All relationships start off with the best of intentions. I know several long-term relationships that have run out of steam, where time really is an anchor, and I wonder if a lifetime is just too long for a single relationship. At least for some of us.
There’s the issue of “the kids,” of course, to consider. But once they’re grown, or close to it, then some couples do call “anchors aweigh.”
Many do not. Sometimes it’s because the relationship is generally working well. Or maybe they stick because they don’t want to be in the desert alone. Other times it’s like that saggy section of a mattress you’ve used for years. You know it’s not that good for you, but it’s been there so long, you’re comfortable with it. It’s too much effort to replace it.
As we age and gain experience, we learn that every relationship is a tradeoff. We get certain benefits, but we have to give up some things we might have wanted.

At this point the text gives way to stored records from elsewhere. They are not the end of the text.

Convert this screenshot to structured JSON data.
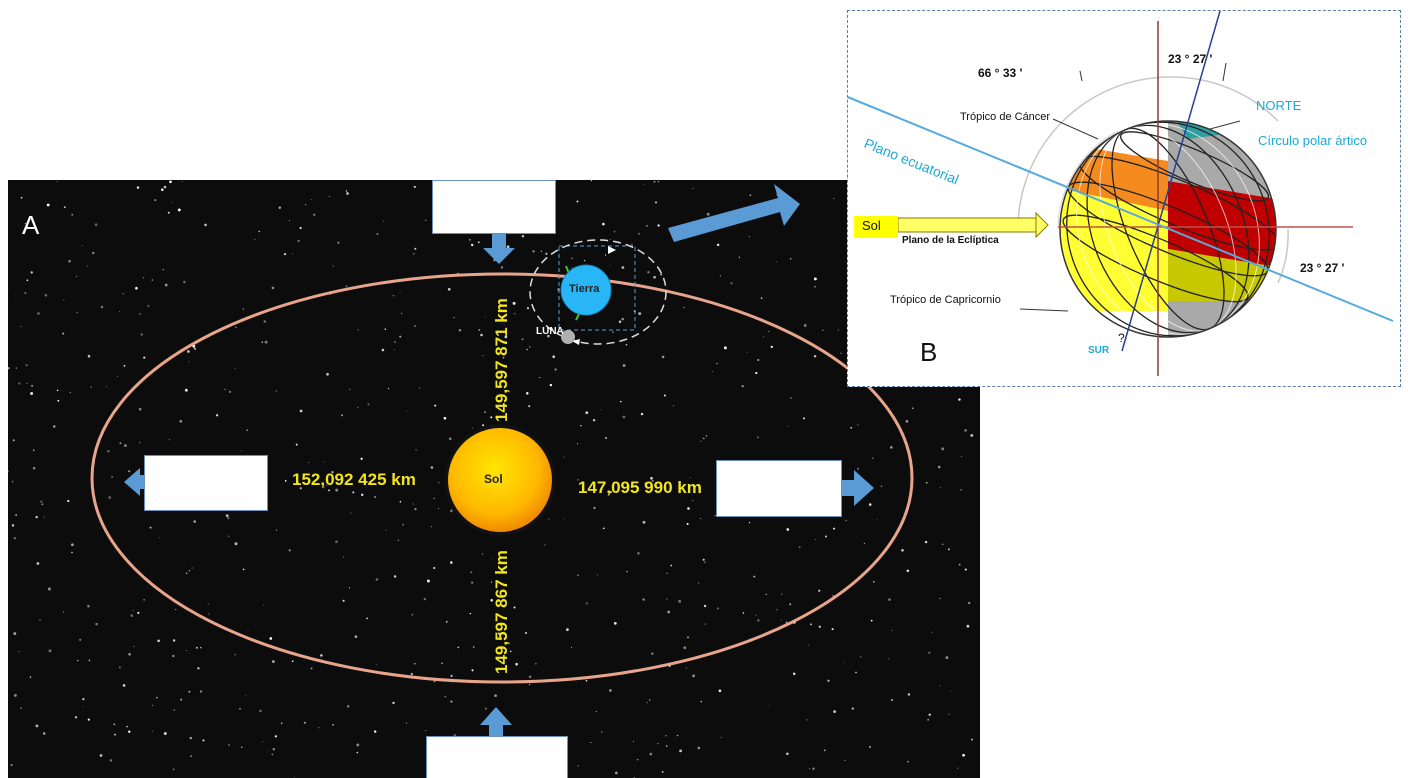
{
  "panel_a": {
    "letter": "A",
    "sun_label": "Sol",
    "earth_label": "Tierra",
    "moon_label": "LUNA",
    "dist_left": "152,092 425 km",
    "dist_right": "147,095 990 km",
    "dist_top": "149,597 871 km",
    "dist_bottom": "149,597 867 km"
  },
  "panel_b": {
    "letter": "B",
    "angle_66": "66 ° 33 '",
    "angle_23_top": "23 ° 27 '",
    "angle_23_right": "23 ° 27 '",
    "norte": "NORTE",
    "circulo_polar": "Círculo polar ártico",
    "tropico_cancer": "Trópico de Cáncer",
    "plano_ecuatorial": "Plano ecuatorial",
    "sol": "Sol",
    "plano_ecliptica": "Plano de la Eclíptica",
    "tropico_capricornio": "Trópico de Capricornio",
    "sur": "SUR",
    "question": "?"
  },
  "colors": {
    "orbit": "#e8a58c",
    "arrow": "#5b9bd5",
    "sun": "#ffc000",
    "earth": "#29b6f6",
    "distance_text": "#f2e51b"
  }
}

I have two good male friends who date women who have only the physical attributes they like, and not the rest of it. The women they date are constantly taking advantage of them–emotionally and financially– and the relationships never last. I always laugh when they complain about it–they haven’t yet seen that they might find themselves happier and more satisifed if they made different choices. “I can’t meet anyone nice,” they tell me. “Uh huh,” I respond.
I’m all for a hot body, but if there’s nothing upstairs or lots of drama, I’ve had enough experience now to know it ain’t gonna work.

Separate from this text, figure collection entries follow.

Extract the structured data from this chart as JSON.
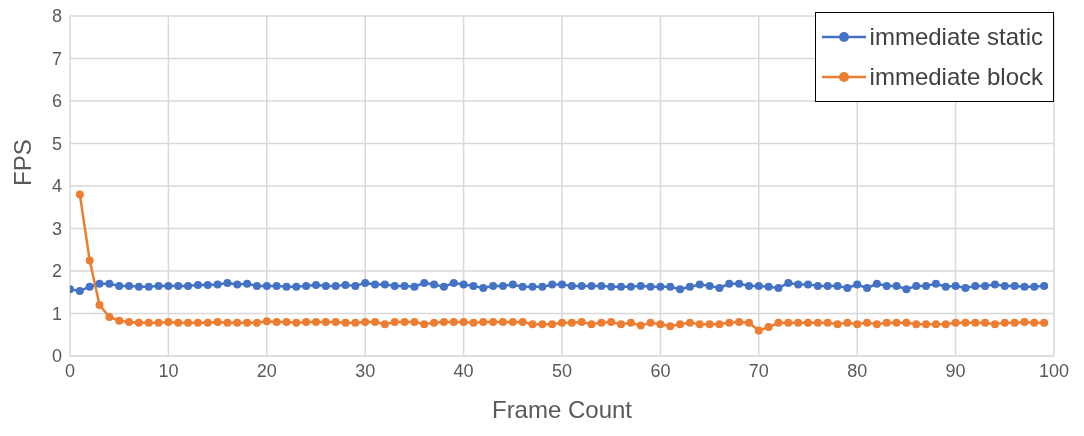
{
  "chart_data": {
    "type": "line",
    "xlabel": "Frame Count",
    "ylabel": "FPS",
    "x": [
      0,
      1,
      2,
      3,
      4,
      5,
      6,
      7,
      8,
      9,
      10,
      11,
      12,
      13,
      14,
      15,
      16,
      17,
      18,
      19,
      20,
      21,
      22,
      23,
      24,
      25,
      26,
      27,
      28,
      29,
      30,
      31,
      32,
      33,
      34,
      35,
      36,
      37,
      38,
      39,
      40,
      41,
      42,
      43,
      44,
      45,
      46,
      47,
      48,
      49,
      50,
      51,
      52,
      53,
      54,
      55,
      56,
      57,
      58,
      59,
      60,
      61,
      62,
      63,
      64,
      65,
      66,
      67,
      68,
      69,
      70,
      71,
      72,
      73,
      74,
      75,
      76,
      77,
      78,
      79,
      80,
      81,
      82,
      83,
      84,
      85,
      86,
      87,
      88,
      89,
      90,
      91,
      92,
      93,
      94,
      95,
      96,
      97,
      98,
      99
    ],
    "series": [
      {
        "name": "immediate static",
        "color": "#4472c4",
        "values": [
          1.57,
          1.53,
          1.63,
          1.7,
          1.7,
          1.65,
          1.65,
          1.63,
          1.63,
          1.65,
          1.65,
          1.65,
          1.65,
          1.67,
          1.67,
          1.68,
          1.72,
          1.68,
          1.7,
          1.65,
          1.65,
          1.65,
          1.63,
          1.63,
          1.65,
          1.67,
          1.65,
          1.65,
          1.67,
          1.65,
          1.72,
          1.68,
          1.68,
          1.65,
          1.65,
          1.63,
          1.72,
          1.68,
          1.63,
          1.72,
          1.68,
          1.65,
          1.6,
          1.65,
          1.65,
          1.68,
          1.63,
          1.63,
          1.63,
          1.68,
          1.68,
          1.65,
          1.65,
          1.65,
          1.65,
          1.63,
          1.63,
          1.63,
          1.65,
          1.63,
          1.63,
          1.63,
          1.57,
          1.63,
          1.68,
          1.65,
          1.6,
          1.7,
          1.7,
          1.65,
          1.65,
          1.63,
          1.6,
          1.72,
          1.68,
          1.68,
          1.65,
          1.65,
          1.65,
          1.6,
          1.68,
          1.6,
          1.7,
          1.65,
          1.65,
          1.57,
          1.65,
          1.65,
          1.7,
          1.63,
          1.65,
          1.6,
          1.65,
          1.65,
          1.68,
          1.65,
          1.65,
          1.63,
          1.63,
          1.65
        ]
      },
      {
        "name": "immediate block",
        "color": "#ed7d31",
        "values": [
          null,
          3.8,
          2.25,
          1.2,
          0.92,
          0.83,
          0.8,
          0.78,
          0.78,
          0.78,
          0.8,
          0.78,
          0.78,
          0.78,
          0.78,
          0.8,
          0.78,
          0.78,
          0.78,
          0.78,
          0.82,
          0.8,
          0.8,
          0.78,
          0.8,
          0.8,
          0.8,
          0.8,
          0.78,
          0.78,
          0.8,
          0.8,
          0.75,
          0.8,
          0.8,
          0.8,
          0.75,
          0.78,
          0.8,
          0.8,
          0.8,
          0.78,
          0.8,
          0.8,
          0.8,
          0.8,
          0.8,
          0.75,
          0.75,
          0.75,
          0.78,
          0.78,
          0.8,
          0.75,
          0.78,
          0.8,
          0.75,
          0.78,
          0.72,
          0.78,
          0.75,
          0.7,
          0.75,
          0.78,
          0.75,
          0.75,
          0.75,
          0.78,
          0.8,
          0.78,
          0.6,
          0.68,
          0.78,
          0.78,
          0.78,
          0.78,
          0.78,
          0.78,
          0.75,
          0.78,
          0.75,
          0.78,
          0.75,
          0.78,
          0.78,
          0.78,
          0.75,
          0.75,
          0.75,
          0.75,
          0.78,
          0.78,
          0.78,
          0.78,
          0.75,
          0.78,
          0.78,
          0.8,
          0.78,
          0.78
        ]
      }
    ],
    "xlim": [
      0,
      100
    ],
    "xticks": [
      0,
      10,
      20,
      30,
      40,
      50,
      60,
      70,
      80,
      90,
      100
    ],
    "ylim": [
      0,
      8
    ],
    "yticks": [
      0,
      1,
      2,
      3,
      4,
      5,
      6,
      7,
      8
    ],
    "grid": true,
    "legend": "top right",
    "marker": "circle",
    "line_style": "solid"
  }
}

Some tradeoffs are more palatable than others. I thought this morning about what I would’ve had to give up to have the relationship in which the guy wanted us to adopt some biracial kids. I did want to be a mother, strongly, but there were other things that I would not have had. Interactions that would not have been satisfying. So that sacrifice would’ve been too great, even though my pull to motherhood was so strong. Once in a while, good sense prevails.
We only trade off to get what I call “the goodies.” That’s the good stuff in the relationship. I was prepared to make some significant tradeoffs in my last relationship. The “goodies” were really good. But the tradeoff was way too great.
Those of us who find relationships in which we don’t have to give up much at all are lucky.
And if you find one where you don’t have to give up anything, you’re the luckiest person on earth.